Neurochemical populations of inhibitory interneurons

The finding that NPY-, galanin-, nNOS- and parvalbumin-containing inhibitory interneurons differed in receptor expression pattern and in their responses to noxious stimuli strongly suggests that these neurochemical markers reveal functionally distinct populations.

We already know that there are differences in their postsynaptic targets (Fig. 5). Two distinct targets for the axons of NPY cells have been identified: nociceptive projection neurons in lamina III that possess the neurokinin 1 receptor (NK1r), and PKCγ-expressing excitatory interneurons in lamina II [42,46,47]. These axons are thought to originate from different populations of NPY-containing interneurons [46], and it is possible that these differ in terms of laminar location and/or sst2A receptor expression.

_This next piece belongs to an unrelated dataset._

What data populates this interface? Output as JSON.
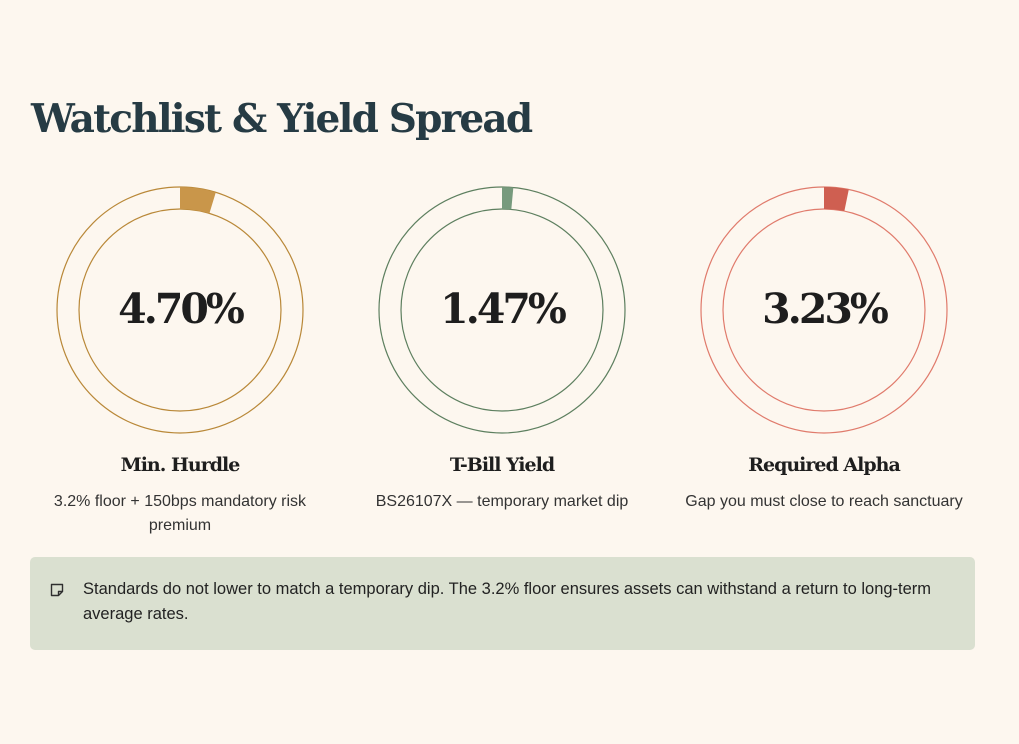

Because many NPY cells respond to noxious stimulation, those innervating the lamina III projection neurons may be involved in attenuating nociceptive inputs to these cells by a mechanism involving feed-forward inhibition and thus limit the degree of pain felt after a noxious stimulus [52]. nNOS-containing GABAergic axons, which are also likely to originate from local inhibitory interneurons, selectively innervate a population of giant lamina I projection neurons that lack the NK1r [49]. Interestingly, both the giant cells [49] and the nNOS+ inhibitory interneurons in laminae I–II are activated by subcutaneous formalin, and nNOS cells may therefore limit the responses of the giant projection neurons after formalin injection. Nothing is apparently known about the postsynaptic targets of the galanin-containing inhibitory interneurons, except that they arborize mainly in laminae I–IIo [64]. The parvalbumin neurons largely correspond to islet cells [1,10,12], and their location in laminae III–III, together with the lack of pERK or Fos expression after various types of noxious stimulus, is compatible with the suggestion that they receive low-threshold mechanoreceptive, rather than nociceptive primary afferent input [21]. Hughes et al. have recently demonstrated that axons of the parvalbumin cells form axo-axonic synapses onto myelinated low-threshold mechanoreceptors, and they are therefore likely to generate the surround inhibition necessary for maintaining tactile acuity [21]. It is important to note that each of these neurochemical classes of inhibitory interneuron may be further subdivided into distinct populations. It is also likely that there are additional functional populations still to be identified among the inhibitory interneurons that lack galanin, nNOS, NPY or parvalbumin, and that these will include cells responding to noxious stimulation.

Ross et al. reported that loss of inhibitory interneurons in mice lacking the transcription factor Bhlhb5 leads to increased itching [50]. We have recently found that Bhlhb5−/− mice exhibited substantial depletion of both galanin- and nNOS-containing inhibitory interneurons, but not of NPY or parvalbumin cells (A.J. Todd, E. Polgár and S.E. Ross, unpublished observations). Because many of the galanin and nNOS cells are activated by noxious stimuli, one or both of these populations may contribute to scratch-mediated inhibition of itch.

Conflict of interest statement

The authors report no conflict of interest.